The Challenger Learning Center at the Scobee Education Center, San Antonio College hosted a Girls STEM Summit to conclude its weeklong camp, Girls Camp Challenger. During the special STEM camp, the Center welcomed two teenage girls from the Republic of Kazakhstan to participate thanks to funding from the U.S. Mission to International Organizations in Vienna and management from American Councils for International Education.

The Girls STEM Summit focused on introducing local San Antonio girls to professional women in STEM industries through hands-on activities, a panel discussion, and a social networking lunch. Challenger Center Chair Elect and Former Vice President and Program Manager of Space Launch Systems at Boeing, Virginia Barnes commenced the Summit by talking to the girls about her journey and inspiring them to pursue STEM subjects in schools.

During the Summit, the girls separated into different groups for the STEM activities. One of the activities, hosted by Communities in Schools, challenged the girls to design, build, and test a drag design to keep their astronauts (a ping pong ball) alive. The Society of Women Engineers (SWE) at San Antonio College also hosted an activity for the girls which included a demonstration on how hydrogen can be stored and utilized for power generation by using hydrogen fuel cell car kits. The last activity was a planetarium show that taught the girls about the upcoming solar eclipse.

Besides working together during the STEM activities, the girls also had a chance to hear from the female STEM professionals during a  panel discussion. Panelists included Virginia Barnes; Jeannette Calle, Meteorologist, WOAI; Antja Chambers, Project Manager, Water Recovery System Precipitation Prevention, NASA; Amanda Bayless, Research Scientist, Southwest Research Institute; Amy M. Lopes, Mechanical Engineer, Southwest Research Institute, and Adrienn Luspay-Kuti, Planetary Scientist, Southwest Research Institute. The panelists answered all sorts of questions from the girls, including “what inspired you to be where you are?” to “why is space called space?” After the panel discussion, the professionals sat with the girls to further talk and network during lunch.
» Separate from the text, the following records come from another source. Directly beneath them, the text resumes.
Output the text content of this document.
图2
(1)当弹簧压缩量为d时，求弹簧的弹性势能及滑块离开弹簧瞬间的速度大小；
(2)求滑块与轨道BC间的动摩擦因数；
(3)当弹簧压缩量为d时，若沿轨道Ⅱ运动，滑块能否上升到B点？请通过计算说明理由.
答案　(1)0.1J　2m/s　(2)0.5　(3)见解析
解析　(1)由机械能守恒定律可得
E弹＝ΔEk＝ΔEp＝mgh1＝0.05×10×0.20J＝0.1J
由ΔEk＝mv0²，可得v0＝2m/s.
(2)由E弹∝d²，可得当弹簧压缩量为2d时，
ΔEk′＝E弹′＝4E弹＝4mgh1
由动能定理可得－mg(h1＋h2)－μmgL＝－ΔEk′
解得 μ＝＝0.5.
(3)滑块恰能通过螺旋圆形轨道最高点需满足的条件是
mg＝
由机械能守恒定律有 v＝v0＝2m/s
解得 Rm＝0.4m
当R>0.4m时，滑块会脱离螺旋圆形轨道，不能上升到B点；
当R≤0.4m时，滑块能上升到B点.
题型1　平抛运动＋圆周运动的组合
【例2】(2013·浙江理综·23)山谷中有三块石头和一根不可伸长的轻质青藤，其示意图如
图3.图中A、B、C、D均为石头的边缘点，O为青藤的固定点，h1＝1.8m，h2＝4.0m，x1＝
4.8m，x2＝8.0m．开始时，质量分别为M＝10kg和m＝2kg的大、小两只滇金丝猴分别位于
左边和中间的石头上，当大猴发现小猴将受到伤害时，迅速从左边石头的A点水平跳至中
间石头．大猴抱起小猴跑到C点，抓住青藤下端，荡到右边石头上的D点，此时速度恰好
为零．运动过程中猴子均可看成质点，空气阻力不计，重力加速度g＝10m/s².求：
The second half of the Summit included a Q&A with Dottie Metcalf-Lindenburger a former NASA astronaut. Via Skype, Dottie answered all the questions the campers had about living in space and being an astronaut. She also showed a series of pictures from her training in NASA and talked about her journey that led to space. At the end of the Girls STEM Summit, all the girls received a certificate to take home and to remember their weeklong STEM experience at the Scobee Education Center.